The whereabouts of those two shipments became one of the great mysteries of the research and uncovering the answer, one of Professor Fichter’s favourite anecdotes. “I wanted to find out what happened to the tea the East India Company sent to Boston on the [tea ship] William. I knew it had been stored in Castle William in January 1774, and that British engineers blew up the castle when they evacuated in March 1776. I searched far and wide for any source on the tea or the castle between those dates,” he said.
“In the end, I discovered the tea’s fate in the most obvious place: the East India Company’s own records. Historians of the Boston Tea Party had been using Company records for a century, and just missed it. It was a triumph, but I also felt a little foolish for not checking this earlier. It’s always in the last place you look!”
Until now, the protests in 1774 of ‘consumers who refused to consume’ have been interpreted as ways colonists (especially women) who were not normally engaged in politics could be political. The book re-reads these protests instead as the Patriot struggle to politicise consumption. “When ‘tea parties’ were held nearly a year after the Boston Tea Party, there was still tea to destroy,” noted Professor Fichter. “The prevalence of tea advertising in 1774 suggests efforts to get colonists to join the boycott were only partially successful. Boycotts are often ineffective and collapse, as this one did. So, it wasn’t a way to see the broad American public opposing Parliament. It was a way to see the broad American public ignoring Parliament and Congress.”

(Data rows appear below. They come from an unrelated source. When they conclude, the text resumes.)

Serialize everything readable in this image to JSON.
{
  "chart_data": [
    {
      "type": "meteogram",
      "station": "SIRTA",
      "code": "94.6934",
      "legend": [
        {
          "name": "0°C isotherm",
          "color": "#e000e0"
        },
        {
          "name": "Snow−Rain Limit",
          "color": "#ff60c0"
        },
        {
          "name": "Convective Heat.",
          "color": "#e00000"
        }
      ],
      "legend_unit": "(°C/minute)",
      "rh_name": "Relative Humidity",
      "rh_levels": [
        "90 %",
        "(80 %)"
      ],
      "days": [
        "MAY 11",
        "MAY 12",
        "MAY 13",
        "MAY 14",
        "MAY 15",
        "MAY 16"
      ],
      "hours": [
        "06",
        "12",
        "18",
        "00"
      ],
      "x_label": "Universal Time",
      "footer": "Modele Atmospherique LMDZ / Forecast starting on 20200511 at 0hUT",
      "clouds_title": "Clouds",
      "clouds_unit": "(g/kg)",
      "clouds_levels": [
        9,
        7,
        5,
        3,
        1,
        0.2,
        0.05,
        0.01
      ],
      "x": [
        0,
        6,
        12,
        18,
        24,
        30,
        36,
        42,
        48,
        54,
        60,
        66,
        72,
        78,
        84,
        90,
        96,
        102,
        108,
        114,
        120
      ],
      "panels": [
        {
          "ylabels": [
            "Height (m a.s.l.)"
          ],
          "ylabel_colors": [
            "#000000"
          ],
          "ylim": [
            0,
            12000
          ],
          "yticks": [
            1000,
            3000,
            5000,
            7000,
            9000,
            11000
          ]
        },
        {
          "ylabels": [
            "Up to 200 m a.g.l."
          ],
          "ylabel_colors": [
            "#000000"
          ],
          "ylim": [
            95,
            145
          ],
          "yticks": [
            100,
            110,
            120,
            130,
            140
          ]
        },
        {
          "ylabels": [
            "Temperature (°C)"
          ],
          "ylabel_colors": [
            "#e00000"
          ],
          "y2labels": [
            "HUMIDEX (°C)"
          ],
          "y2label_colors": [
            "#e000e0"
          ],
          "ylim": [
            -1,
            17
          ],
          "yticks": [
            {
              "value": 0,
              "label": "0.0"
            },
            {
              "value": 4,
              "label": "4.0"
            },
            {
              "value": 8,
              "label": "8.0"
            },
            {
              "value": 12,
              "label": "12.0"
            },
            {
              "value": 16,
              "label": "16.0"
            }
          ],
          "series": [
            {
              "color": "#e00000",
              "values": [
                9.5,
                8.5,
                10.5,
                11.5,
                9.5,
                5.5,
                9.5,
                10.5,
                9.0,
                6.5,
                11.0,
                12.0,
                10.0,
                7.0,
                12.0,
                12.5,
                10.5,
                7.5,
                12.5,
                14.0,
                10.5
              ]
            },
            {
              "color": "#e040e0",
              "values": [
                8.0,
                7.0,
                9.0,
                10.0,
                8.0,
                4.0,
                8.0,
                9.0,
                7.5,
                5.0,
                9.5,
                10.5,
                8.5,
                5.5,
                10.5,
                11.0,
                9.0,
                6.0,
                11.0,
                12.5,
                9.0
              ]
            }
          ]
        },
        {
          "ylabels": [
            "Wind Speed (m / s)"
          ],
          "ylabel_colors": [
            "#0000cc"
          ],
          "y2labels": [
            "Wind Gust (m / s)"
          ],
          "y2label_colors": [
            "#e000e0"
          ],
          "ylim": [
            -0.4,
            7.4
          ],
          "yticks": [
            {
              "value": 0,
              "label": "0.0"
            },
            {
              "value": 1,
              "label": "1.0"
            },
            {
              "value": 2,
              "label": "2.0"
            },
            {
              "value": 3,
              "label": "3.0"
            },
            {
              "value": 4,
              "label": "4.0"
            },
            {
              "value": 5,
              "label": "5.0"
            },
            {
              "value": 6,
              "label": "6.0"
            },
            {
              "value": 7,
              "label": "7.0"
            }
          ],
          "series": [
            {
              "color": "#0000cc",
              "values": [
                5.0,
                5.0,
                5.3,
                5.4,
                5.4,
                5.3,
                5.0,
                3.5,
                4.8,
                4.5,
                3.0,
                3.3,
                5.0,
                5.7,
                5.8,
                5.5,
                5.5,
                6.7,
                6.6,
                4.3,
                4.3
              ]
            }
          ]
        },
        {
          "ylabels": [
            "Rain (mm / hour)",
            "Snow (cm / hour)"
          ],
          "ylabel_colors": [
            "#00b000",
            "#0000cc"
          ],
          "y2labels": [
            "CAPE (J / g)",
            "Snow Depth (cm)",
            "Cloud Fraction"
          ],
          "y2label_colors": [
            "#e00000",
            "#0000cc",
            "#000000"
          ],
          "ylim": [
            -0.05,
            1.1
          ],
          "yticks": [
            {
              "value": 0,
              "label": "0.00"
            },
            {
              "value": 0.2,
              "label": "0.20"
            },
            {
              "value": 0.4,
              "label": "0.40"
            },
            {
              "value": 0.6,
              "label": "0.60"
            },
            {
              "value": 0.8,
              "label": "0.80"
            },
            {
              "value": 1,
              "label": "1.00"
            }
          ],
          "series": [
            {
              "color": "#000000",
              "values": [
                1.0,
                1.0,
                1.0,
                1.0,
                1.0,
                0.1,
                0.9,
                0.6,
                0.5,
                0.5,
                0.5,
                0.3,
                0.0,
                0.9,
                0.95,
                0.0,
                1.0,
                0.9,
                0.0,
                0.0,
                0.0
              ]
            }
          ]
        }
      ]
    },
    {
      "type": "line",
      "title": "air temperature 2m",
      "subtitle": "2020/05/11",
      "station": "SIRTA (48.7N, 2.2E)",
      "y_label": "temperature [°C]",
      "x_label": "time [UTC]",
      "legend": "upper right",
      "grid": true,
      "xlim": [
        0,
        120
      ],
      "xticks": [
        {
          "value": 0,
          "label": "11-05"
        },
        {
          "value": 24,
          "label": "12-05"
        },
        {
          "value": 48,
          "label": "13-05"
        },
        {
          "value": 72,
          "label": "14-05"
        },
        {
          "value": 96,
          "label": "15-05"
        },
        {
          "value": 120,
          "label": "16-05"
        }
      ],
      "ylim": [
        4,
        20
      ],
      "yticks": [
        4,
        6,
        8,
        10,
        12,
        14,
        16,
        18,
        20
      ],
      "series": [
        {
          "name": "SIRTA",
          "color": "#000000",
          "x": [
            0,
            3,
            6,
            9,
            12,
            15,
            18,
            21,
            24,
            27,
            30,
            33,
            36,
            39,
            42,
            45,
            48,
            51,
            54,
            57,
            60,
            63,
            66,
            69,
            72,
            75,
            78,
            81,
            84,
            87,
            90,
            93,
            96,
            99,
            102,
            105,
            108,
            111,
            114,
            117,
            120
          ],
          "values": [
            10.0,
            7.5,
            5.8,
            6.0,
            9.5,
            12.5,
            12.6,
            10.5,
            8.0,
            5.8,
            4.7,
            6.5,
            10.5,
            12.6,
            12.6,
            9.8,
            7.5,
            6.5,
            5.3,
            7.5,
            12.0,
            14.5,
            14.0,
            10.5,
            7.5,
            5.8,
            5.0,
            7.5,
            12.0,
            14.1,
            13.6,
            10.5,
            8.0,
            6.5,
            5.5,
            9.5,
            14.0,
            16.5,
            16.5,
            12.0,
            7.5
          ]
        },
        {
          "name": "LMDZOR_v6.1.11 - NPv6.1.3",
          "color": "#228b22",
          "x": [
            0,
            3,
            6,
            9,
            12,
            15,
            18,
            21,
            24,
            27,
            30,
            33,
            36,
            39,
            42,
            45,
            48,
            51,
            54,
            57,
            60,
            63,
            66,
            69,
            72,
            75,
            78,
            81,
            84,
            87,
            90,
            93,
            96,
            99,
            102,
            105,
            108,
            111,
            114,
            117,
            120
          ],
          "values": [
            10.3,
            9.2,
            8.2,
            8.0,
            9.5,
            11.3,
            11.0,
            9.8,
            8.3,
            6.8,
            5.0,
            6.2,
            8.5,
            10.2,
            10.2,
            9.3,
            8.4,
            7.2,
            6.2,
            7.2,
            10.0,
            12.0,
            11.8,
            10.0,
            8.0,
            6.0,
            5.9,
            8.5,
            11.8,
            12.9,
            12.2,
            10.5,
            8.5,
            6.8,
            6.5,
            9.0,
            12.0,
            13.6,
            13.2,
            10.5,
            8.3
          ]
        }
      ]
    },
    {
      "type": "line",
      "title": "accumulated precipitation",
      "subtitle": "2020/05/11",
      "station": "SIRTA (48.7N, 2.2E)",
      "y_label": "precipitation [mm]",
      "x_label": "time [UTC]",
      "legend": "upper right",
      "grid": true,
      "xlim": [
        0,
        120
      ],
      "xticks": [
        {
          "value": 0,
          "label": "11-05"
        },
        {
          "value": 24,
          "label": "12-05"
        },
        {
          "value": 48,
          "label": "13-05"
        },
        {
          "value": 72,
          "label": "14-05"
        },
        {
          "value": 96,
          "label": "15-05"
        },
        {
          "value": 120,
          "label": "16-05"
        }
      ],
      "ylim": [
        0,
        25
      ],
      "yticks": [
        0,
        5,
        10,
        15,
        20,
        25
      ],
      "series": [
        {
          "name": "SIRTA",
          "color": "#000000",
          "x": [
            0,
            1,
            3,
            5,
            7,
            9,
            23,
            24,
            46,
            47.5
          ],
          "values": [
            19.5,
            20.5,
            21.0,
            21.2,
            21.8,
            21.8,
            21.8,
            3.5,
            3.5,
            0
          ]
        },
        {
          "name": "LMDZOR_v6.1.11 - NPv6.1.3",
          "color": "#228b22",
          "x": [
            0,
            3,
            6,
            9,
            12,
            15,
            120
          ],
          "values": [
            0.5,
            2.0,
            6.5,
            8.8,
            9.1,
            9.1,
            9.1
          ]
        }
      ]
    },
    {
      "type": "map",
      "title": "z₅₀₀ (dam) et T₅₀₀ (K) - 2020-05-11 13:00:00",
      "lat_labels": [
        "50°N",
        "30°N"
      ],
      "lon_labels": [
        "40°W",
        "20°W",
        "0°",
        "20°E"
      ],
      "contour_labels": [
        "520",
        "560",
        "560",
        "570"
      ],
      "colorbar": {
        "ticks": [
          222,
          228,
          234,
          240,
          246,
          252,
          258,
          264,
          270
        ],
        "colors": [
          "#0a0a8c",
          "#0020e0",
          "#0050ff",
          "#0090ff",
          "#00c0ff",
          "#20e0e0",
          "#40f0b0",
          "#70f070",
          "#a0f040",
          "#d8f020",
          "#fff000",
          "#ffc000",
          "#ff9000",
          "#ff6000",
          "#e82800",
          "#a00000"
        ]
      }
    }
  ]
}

Looking to the future, Professor Fichter is keen to take the research further. “Loyalists are one of the most understudied and important topics in the American Revolution,” he said. “While Loyalist studies is a thriving sub-field, the study of Loyalists remains somewhat relegated to this and is thereby too easily ignored by historians wanting to write the Revolution as the history of the making of America. This is now changing, but there is more to be done. Further integration of Loyalist voices and sensibilities as part of the panoply of ‘normal’ views people held is an important step toward understanding the range of colonial perspectives, from Patriot to Loyalist to both and neither.”
Tea: Consumption, Politics, and Revolution, 1773–1776
Author: James R Fichter
Publisher: Cornell University Press
Year of Publication: 2023
The tea’s survival and the threat of its sale made the Boston Port Act and the response to it even more of an all-or-nothing conflict than has been previously understood.